Não restam dúvidas de que a Câmara Municipal de Almada tem as competências e tem as responsabilidades para participar ativamente, até mesmo para conduzir este processo – que ocorre no seu território, é bom não esquecer –, no sentido de encontrar as respostas e as soluções de habitação adequadas para as mais de centena e meia de famílias que se encontram, neste momento, instaladas em Penajoia.

O que se exige à Câmara Municipal de Almada, perante esta situação de efetiva emergência social vivida em Penajoia – e exige-se com um absoluto carácter de urgência! –, é a revisão e atualização da ELH, em particular no que respeita ao levantamento das necessidades atuais e do desenho das respostas e soluções adequadas a essas necessidades reias, e a consequente planificação e afetação de recursos humanos e financeiros para resposta ao problema. 

É a este procedimento que está obrigado o município de Almada. A ELH não é estática. Tem obrigatoriamente de reagir e adaptar-se à realidade social e económica de cada momento, e às condições materiais de vida das populações. 

A ELH é uma ferramenta para a resolução de um problema: e esse problema é a carência de habitação e a existência de um número considerável de pessoas que vive em condições consideradas indignas, que resultam, no essencial, do facto do rendimento dos trabalhadores, reformados e pensionistas ser tão baixo, que não lhes permite aspirar à aquisição ou ao arrendamento de uma habitação condigna aos cinicamente considerados “valores de mercado”.

Não é compreensível, menos ainda aceitável, que a Câmara Municipal de Almada pretenda ignora – na verdade trata-se, mesmo, de discriminação –, mais de três centenas de munícipes do seu próprio concelho. 

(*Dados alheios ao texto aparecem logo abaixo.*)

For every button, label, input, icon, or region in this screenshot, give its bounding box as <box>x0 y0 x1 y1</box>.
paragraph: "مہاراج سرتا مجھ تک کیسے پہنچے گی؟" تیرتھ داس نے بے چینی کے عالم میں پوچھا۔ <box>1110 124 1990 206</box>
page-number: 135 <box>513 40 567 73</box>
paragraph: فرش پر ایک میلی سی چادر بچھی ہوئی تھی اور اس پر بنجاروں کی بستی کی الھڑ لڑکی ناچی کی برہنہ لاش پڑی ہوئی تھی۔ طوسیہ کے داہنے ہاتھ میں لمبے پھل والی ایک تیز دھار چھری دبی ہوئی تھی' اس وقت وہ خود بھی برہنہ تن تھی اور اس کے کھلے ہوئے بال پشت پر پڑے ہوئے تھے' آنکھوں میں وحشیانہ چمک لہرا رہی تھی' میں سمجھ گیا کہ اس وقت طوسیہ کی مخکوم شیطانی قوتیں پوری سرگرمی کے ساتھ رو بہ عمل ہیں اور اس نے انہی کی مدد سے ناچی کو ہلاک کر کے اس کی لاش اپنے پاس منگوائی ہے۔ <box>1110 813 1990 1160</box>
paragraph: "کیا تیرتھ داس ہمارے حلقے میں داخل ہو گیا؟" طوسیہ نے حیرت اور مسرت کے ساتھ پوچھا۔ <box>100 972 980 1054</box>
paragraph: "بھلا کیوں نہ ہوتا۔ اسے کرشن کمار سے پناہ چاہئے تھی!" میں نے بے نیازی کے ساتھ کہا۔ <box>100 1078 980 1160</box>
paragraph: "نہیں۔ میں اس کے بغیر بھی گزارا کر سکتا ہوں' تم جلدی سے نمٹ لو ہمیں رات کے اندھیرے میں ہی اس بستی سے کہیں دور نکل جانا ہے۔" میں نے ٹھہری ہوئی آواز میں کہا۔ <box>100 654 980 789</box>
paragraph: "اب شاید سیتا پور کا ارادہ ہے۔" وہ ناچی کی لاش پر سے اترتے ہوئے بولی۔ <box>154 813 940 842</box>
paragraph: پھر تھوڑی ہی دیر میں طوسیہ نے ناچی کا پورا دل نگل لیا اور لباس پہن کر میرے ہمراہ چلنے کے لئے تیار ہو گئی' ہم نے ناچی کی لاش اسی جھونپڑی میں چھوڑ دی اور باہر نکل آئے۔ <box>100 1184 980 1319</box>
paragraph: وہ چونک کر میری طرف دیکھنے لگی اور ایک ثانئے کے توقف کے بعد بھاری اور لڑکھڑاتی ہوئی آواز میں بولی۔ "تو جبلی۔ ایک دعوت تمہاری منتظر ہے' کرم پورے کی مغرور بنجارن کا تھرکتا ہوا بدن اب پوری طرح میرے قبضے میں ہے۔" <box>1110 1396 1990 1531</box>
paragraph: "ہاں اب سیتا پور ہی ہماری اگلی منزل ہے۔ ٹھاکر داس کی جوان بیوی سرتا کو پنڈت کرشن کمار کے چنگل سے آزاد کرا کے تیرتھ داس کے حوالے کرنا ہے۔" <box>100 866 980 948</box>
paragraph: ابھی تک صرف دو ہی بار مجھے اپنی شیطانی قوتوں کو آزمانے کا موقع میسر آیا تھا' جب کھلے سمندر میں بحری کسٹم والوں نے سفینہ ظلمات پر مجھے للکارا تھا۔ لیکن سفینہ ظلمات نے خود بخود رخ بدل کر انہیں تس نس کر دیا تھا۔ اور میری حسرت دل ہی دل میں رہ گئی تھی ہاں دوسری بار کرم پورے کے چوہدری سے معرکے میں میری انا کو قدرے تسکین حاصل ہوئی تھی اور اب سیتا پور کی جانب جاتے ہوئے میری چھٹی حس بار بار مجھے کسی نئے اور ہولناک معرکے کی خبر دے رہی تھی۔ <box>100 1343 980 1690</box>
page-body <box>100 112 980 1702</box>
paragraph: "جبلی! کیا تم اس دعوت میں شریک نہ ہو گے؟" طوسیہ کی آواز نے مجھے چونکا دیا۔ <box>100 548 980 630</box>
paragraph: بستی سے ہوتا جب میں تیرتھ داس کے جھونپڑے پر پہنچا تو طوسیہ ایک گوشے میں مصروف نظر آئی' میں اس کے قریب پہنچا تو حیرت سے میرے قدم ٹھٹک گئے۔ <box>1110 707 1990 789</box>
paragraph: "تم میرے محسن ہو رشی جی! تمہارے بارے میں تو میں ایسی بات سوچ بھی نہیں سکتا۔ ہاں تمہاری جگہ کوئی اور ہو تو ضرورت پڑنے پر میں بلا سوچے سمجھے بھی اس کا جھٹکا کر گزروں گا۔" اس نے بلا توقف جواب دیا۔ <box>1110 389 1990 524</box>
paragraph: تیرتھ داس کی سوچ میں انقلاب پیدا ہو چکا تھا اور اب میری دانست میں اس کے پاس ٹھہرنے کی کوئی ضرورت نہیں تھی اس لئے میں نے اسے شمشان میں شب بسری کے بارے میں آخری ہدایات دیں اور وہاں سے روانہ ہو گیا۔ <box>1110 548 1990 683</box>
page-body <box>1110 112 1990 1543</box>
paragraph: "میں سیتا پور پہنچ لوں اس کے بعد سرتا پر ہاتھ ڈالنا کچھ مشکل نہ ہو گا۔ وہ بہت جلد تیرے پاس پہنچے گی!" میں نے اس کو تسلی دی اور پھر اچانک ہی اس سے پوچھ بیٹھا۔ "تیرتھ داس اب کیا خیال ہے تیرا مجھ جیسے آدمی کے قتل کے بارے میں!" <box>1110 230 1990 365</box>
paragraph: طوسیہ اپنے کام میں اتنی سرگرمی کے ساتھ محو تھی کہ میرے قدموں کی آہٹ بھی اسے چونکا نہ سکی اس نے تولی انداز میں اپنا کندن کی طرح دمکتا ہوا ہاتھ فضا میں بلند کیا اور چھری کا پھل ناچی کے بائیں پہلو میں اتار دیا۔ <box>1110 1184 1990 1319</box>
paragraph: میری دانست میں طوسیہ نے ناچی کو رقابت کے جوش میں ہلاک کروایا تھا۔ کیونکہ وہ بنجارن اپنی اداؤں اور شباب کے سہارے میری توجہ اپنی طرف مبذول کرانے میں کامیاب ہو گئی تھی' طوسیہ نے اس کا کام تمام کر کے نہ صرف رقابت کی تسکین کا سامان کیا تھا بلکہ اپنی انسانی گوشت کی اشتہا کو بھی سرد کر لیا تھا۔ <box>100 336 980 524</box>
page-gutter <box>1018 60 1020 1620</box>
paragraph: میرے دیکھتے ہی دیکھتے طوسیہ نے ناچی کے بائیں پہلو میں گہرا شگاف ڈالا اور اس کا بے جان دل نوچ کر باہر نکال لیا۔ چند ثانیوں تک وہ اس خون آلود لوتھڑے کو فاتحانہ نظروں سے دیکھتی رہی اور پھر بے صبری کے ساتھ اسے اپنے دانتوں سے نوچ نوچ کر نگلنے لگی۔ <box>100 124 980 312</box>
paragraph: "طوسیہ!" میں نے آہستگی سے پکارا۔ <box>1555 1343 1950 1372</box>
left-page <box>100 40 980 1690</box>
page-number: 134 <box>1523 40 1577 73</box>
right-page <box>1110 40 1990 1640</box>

O que está em causa em Penajoia são famílias de trabalhadores de Almada, que têm os seus filhos a frequentar a escola em Almada, que dinamizam a atividade económica do concelho, comprando os bens de que necessitam em Almada. São famílias que contribuem para a criação da riqueza local. É esta dimensão social que deve, em primeira instância, ser o objeto, ser o foco e ser o fundamento da ação do Estado. Logo, da ação do IHRU e da Câmara Municipal de Almada.

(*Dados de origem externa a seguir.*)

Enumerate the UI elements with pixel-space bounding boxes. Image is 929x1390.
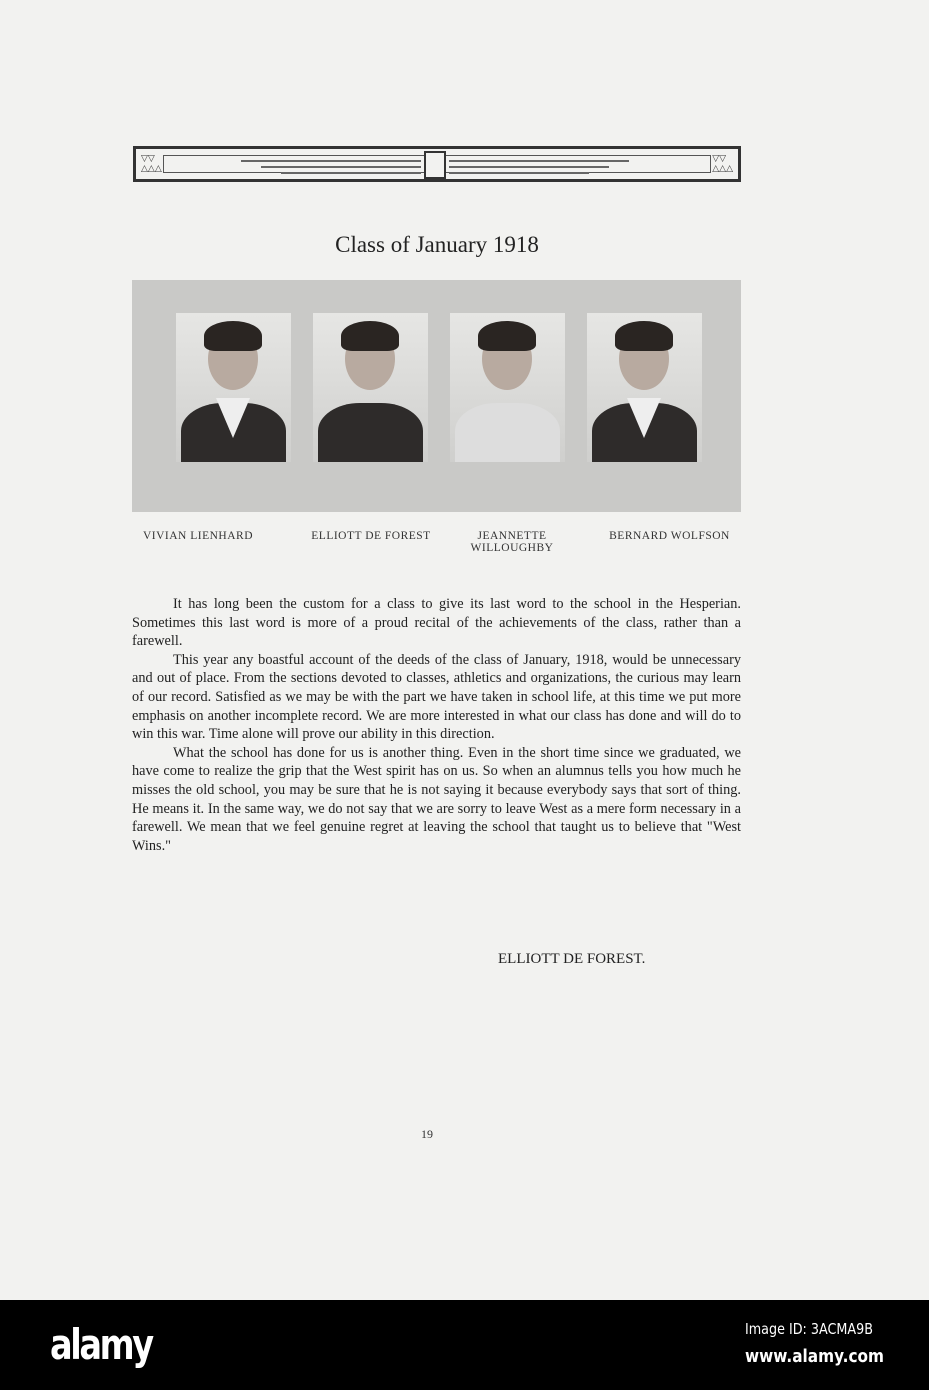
wing-line (449, 160, 629, 162)
alamy-logo: alamy (50, 1320, 152, 1369)
portrait-panel (132, 280, 741, 512)
wing-line (449, 172, 589, 174)
wing-line (241, 160, 421, 162)
triangle-motif-icon: ▽▽ △△△ (712, 153, 733, 173)
portrait-caption: JEANNETTE WILLOUGHBY (470, 530, 554, 554)
triangle-motif-icon: ▽▽ △△△ (141, 153, 162, 173)
paragraph: What the school has done for us is another thing. Even in the short time since we graduated, we have come to realize the grip that the West spirit has on us. So when an alumnus tells you how much he misses the old school, you may be sure that he is not saying it because everybody says that sort of thing. He means it. In the same way, we do not say that we are sorry to leave West as a mere form necessary in a farewell. We mean that we feel genuine regret at leaving the school that taught us to believe that "West Wins." (132, 744, 741, 854)
portrait-photo (176, 313, 291, 462)
portrait-caption: BERNARD WOLFSON (609, 530, 730, 542)
paragraph: This year any boastful account of the deeds of the class of January, 1918, would be unnecessary and out of place. From the sections devoted to classes, athletics and organizations, the curious may learn of our record. Satisfied as we may be with the part we have taken in school life, at this time we put more emphasis on another incomplete record. We are more interested in what our class has done and will do to win this war. Time alone will prove our ability in this direction. (132, 651, 741, 743)
page-title: Class of January 1918 (335, 232, 539, 257)
portrait-caption: VIVIAN LIENHARD (142, 530, 254, 542)
footer-url: www.alamy.com (745, 1346, 884, 1367)
article-body (132, 595, 741, 855)
image-id: Image ID: 3ACMA9B (745, 1320, 874, 1338)
signature: ELLIOTT DE FOREST. (498, 951, 646, 967)
wing-line (281, 172, 421, 174)
portrait-caption: ELLIOTT DE FOREST (311, 530, 431, 542)
wing-line (449, 166, 609, 168)
urn-emblem-icon (424, 151, 446, 179)
portrait-photo (313, 313, 428, 462)
portrait-photo (450, 313, 565, 462)
paragraph: It has long been the custom for a class to give its last word to the school in the Hesperian. Sometimes this last word is more of a proud recital of the achievements of the class, rather than a farewell. (132, 596, 741, 650)
page-number: 19 (421, 1127, 433, 1141)
header-ornament (133, 146, 741, 182)
portrait-photo (587, 313, 702, 462)
wing-line (261, 166, 421, 168)
watermark-footer (0, 1300, 929, 1390)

O PS e a sua maioria em Almada, não podem eximir-se a estas responsabilidades. Tentar fazê-lo, como tem acontecido nos últimos tempos, procurar iludir a realidade recusando o exercício das evidentes responsabilidade e competências do município, traduz uma postura que não pode ser interpretada senão como a expressão de uma confrangedora insensibilidade e desumanidade, para além de uma enorme irresponsabilidade política. 

Uma postura, em todos os casos, inaceitável e intolerável quando nos confrontamos com um problema de enorme magnitude, que afeta os direitos humanos não apenas do amplo conjunto de pessoas – crianças, jovens, adultos e idosos –, diretamente afetadas pela situação criada em Penajoia, mas os direitos humanos de todos nós, cidadãos que vivemos em Portugal.